Uma investigação digna do nome sobre o combate à Covid-19 no Brasil estaria buscando, com serenidade e sem julgamentos precipitados, informações importantes sobre as negociações do país para a obtenção de vacinas, sobre o que realmente aconteceu em momentos trágicos como a crise da falta de oxigênio em Manaus, sobre os acertos e erros nas medidas restritivas ao funcionamento dos negócios, sobre o destino do dinheiro federal enviado a estados e municípios. No entanto, o que mais salta aos olhos a quem acompanha os trabalhos da CPI no Senado é o despreparo, a arrogância, o preconceito e a busca por holofotes que norteiam vários dos seus integrantes.
Para muitos dos senadores ali presentes, importa menos a verdade que a publicidade, ainda que isso represente bater boca com colegas – o que tem ocorrido com bastante frequência – e humilhar depoentes, especialmente (mas não apenas) quando eles integraram o governo federal ou manifestam alguma afinidade com as posições do presidente Jair Bolsonaro ou do Ministério da Saúde. Nos últimos dias, a agressividade dirigiu-se especialmente a duas profissionais da área médica chamadas a participar de sessões da CPI: Mayra Pinheiro e Nise Yamaguchi.
Como Mayra Pinheiro e Nise Yamaguchi estão ao lado do governo, oposicionistas e ditos “independentes” se viram autorizados a submetê-las a todo tipo de interrupções e desrespeito
As duas médicas são defensoras do chamado “tratamento precoce” e estão mais alinhadas com a posição do governo federal. Isso bastou para que oposicionistas e ditos “independentes” se vissem autorizados a submetê-las a todo tipo de interrupções e desrespeito, a ponto de o Conselho Federal de Medicina (CFM) ter enviado uma nota ao presidente do Senado, Rodrigo Pacheco (DEM-MG), condenando o tratamento dado às profissionais.
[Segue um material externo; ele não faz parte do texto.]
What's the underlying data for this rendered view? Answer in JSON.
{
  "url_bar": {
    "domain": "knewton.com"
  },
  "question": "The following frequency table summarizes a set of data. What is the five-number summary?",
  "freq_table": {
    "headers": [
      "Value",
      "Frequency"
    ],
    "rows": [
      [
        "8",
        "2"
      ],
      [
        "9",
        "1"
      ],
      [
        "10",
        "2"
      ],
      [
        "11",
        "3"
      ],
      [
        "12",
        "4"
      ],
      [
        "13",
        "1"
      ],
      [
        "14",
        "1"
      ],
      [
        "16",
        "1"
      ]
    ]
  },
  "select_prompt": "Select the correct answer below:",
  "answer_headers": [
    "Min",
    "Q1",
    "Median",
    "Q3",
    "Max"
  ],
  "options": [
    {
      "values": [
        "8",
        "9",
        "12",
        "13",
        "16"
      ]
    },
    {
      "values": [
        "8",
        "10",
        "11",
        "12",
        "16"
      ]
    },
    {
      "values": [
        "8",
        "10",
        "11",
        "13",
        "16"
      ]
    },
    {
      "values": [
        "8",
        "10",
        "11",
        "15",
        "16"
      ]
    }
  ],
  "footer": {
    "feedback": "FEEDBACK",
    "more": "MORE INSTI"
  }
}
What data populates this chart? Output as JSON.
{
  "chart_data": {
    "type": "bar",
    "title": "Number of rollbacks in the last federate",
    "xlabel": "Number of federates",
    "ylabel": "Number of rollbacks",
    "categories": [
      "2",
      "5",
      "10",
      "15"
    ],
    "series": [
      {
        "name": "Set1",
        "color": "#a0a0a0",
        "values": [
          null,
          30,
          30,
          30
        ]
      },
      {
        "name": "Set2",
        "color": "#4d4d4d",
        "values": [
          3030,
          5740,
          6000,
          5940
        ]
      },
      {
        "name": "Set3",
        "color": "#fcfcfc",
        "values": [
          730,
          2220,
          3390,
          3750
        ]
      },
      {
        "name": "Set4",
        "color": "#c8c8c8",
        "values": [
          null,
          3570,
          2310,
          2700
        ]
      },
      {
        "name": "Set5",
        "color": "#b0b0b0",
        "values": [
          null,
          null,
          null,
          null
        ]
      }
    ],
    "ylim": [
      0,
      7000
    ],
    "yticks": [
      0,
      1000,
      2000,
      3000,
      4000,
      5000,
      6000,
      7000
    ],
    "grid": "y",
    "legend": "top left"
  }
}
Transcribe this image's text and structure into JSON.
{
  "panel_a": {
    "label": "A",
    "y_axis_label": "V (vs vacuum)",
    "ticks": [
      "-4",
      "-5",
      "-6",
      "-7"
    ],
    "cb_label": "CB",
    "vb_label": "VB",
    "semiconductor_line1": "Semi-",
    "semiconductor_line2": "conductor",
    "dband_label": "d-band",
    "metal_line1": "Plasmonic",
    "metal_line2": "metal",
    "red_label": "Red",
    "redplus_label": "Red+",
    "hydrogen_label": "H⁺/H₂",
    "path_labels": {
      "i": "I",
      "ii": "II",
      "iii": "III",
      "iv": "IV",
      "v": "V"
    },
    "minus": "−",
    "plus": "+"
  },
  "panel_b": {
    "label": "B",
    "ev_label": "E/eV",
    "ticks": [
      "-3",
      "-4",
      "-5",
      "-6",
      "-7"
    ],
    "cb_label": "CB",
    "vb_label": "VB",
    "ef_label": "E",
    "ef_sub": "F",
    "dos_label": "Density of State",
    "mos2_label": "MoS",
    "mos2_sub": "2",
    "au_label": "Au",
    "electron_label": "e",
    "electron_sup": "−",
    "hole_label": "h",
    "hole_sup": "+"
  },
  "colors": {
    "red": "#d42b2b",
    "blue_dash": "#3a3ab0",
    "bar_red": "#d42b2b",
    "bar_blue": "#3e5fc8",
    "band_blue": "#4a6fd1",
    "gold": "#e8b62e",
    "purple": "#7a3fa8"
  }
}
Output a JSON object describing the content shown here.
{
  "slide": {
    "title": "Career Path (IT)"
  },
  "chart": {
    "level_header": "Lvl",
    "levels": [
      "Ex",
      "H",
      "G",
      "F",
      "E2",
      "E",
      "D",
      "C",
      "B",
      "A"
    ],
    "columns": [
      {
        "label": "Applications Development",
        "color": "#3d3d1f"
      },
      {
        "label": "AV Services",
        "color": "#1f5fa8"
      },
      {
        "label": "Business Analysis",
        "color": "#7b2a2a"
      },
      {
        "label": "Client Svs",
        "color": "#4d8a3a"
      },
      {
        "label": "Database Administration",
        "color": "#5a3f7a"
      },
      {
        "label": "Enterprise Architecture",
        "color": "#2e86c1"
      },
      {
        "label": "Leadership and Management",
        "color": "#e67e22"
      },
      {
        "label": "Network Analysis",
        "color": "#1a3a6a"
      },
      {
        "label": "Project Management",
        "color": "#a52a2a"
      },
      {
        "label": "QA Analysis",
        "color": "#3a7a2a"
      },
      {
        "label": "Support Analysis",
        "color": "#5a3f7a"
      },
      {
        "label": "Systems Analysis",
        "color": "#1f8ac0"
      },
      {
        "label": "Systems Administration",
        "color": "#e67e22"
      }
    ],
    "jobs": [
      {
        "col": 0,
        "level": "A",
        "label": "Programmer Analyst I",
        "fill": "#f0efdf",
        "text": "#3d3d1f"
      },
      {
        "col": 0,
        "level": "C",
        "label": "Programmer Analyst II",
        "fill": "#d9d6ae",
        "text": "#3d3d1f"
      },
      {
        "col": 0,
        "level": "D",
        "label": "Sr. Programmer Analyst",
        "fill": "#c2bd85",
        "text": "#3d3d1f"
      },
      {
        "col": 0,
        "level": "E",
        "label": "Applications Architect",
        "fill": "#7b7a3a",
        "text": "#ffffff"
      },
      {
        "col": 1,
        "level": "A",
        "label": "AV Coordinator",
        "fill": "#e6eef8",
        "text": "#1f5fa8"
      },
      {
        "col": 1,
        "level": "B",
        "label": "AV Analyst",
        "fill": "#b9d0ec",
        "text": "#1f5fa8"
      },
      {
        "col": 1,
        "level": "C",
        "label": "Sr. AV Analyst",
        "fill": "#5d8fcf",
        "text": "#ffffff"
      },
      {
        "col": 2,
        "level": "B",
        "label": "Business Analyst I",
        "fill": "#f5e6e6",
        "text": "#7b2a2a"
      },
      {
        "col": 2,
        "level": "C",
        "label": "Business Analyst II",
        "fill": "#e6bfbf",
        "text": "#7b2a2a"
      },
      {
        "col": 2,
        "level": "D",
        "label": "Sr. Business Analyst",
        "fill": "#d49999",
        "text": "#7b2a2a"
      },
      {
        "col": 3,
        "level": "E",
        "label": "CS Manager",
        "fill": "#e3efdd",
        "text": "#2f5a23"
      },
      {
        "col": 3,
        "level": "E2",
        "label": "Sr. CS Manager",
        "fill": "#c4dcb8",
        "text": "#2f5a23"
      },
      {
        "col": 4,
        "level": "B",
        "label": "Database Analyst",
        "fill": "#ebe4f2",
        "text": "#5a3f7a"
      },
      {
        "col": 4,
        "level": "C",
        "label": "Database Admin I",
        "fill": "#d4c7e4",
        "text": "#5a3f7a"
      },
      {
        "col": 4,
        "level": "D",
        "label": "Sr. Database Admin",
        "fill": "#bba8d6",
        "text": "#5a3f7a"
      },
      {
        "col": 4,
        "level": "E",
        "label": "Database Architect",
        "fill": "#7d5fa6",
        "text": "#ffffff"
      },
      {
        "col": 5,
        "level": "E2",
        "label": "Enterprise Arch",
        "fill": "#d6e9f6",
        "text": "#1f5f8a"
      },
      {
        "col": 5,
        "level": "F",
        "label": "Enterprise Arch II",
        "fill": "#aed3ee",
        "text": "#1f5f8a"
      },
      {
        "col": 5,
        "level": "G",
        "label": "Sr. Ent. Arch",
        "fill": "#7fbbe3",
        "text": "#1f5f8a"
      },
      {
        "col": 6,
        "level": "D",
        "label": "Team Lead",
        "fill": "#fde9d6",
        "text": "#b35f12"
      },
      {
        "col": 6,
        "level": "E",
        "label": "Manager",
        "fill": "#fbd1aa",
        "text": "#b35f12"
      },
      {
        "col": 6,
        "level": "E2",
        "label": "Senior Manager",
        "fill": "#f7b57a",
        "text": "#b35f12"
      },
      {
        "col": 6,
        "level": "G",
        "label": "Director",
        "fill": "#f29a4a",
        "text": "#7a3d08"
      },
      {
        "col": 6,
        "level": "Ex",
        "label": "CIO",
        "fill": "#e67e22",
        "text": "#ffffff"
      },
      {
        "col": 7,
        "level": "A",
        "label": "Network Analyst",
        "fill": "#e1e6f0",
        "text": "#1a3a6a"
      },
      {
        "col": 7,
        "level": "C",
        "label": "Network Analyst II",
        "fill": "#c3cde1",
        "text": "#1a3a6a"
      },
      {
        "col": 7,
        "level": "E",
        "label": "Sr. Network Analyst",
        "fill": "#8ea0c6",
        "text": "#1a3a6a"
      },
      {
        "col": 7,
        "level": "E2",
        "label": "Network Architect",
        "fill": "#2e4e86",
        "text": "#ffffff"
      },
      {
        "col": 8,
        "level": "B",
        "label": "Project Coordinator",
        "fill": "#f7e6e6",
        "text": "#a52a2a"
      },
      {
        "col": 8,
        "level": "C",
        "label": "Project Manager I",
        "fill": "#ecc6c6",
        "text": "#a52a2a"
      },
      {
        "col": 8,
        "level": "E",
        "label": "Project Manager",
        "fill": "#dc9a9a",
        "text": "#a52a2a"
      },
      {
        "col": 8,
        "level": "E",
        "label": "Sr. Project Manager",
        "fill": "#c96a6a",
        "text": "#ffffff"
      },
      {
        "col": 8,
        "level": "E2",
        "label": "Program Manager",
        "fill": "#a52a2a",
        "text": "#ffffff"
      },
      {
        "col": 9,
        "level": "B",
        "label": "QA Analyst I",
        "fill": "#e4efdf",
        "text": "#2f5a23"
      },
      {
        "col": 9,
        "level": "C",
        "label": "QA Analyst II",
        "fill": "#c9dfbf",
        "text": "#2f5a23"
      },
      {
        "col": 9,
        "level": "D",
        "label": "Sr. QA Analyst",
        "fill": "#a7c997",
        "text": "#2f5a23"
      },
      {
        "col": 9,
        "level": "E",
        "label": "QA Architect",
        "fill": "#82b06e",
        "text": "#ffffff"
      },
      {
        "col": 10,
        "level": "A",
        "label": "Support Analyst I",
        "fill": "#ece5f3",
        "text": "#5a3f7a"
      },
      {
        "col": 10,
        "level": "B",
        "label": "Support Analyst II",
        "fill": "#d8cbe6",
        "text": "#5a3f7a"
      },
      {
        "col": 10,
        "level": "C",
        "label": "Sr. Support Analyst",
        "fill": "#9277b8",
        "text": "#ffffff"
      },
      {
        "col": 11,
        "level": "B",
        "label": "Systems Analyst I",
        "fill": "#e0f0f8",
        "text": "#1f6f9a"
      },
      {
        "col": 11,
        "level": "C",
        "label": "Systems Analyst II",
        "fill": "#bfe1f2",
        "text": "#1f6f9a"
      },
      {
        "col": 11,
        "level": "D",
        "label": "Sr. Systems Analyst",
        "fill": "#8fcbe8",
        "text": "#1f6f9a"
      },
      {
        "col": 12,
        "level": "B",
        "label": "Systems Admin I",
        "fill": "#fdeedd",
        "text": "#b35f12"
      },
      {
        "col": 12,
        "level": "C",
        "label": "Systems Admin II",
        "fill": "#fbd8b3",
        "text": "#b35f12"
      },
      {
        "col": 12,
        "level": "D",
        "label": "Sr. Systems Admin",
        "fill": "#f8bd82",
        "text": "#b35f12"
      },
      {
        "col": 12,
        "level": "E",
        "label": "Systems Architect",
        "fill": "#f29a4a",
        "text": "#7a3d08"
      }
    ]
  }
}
Não se trata de simples corporativismo: qualquer um que assista aos vídeos das sessões da CPI – concorde ou não com as profissionais a respeito do “tratamento precoce” – percebe que as médicas foram alvo de todo o cardápio de termos cunhados para descrever o menosprezo pela mulher em um debate, como “mansplaining” e “manterrupting”. O movimento feminista só não se levantou em massa para “cancelar” os senadores porque as vítimas estão ao lado do governo, diferentemente de outra médica chamada a depor: Luana Araújo, contrária ao “tratamento precoce” e tratada com muito mais civilidade pelos membros da CPI.
O interrogatório de Nise Yamaguchi foi especialmente constrangedor, e teve como um dos protagonistas o senador Otto Alencar (PSD-BA). Abusando da grosseria, Alencar transformou suas perguntas em teste de conhecimentos gerais e, mesmo recebendo respostas corretas da imunologista, retrucava alegando que ela estava enganada e que ela “não sabia de nada”. A certa altura, Yamaguchi respondeu acertadamente, e três vezes – tantas eram as interrupções agressivas da parte de Alencar –, o nome de um teste para detecção da Covid; na sequência, o senador afirmou que ela havia errado a resposta e que o termo correto era... justamente o que a médica havia usado. A cegueira e a vontade de humilhar não impediram que Alencar errasse dados da taxonomia do Sars-CoV-2, enquanto Yamaguchi oferecia a informação correta.
Apesar dos erros grotescos, Alencar foi celebrado nas mídias sociais por “desmascarar” Yamaguchi. Uma narrativa bizarra que só se explica pela idêntica cegueira ideológica dos que a espalharam, bem como pela confusão que tomou a agressividade do senador como mera assertividade, enquanto o tom de voz baixo, mais introvertido, da médica era lido como sinal de que ela estaria acuada, como se fosse possível captar quem está certo ou errado apenas pela entonação. A serenidade de Yamaguchi, aliás, também foi alvo de grosserias do presidente da CPI, Omar Aziz (PSD-AM), que disse à médica: “A senhora falando assim pode dar a impressão que está com a razão”.
A atitude dos senadores da CPI em relação a Nise Yamaguchi não foi criticada apenas pelo CFM, mas também pelo Ministério da Mulher, Família e Direitos Humanos e pelo grupo Médicos pela Vida. E com toda a razão, já que, ainda que a médica estivesse na CPI na condição de convidada, acabou tratada como os acusados nos julgamentos teatrais realizados por governos totalitários, como bem lembrou o colunista da Gazeta do Povo Flavio Gordon. CPIs já prestaram e podem continuar prestando serviços valiosíssimos ao país, mas, se a busca pela verdade é deixada a cargo de pessoas desqualificadas, cujo apreço pela verdade é nulo, o resultado fica muito longe de atender aos interesses da nação.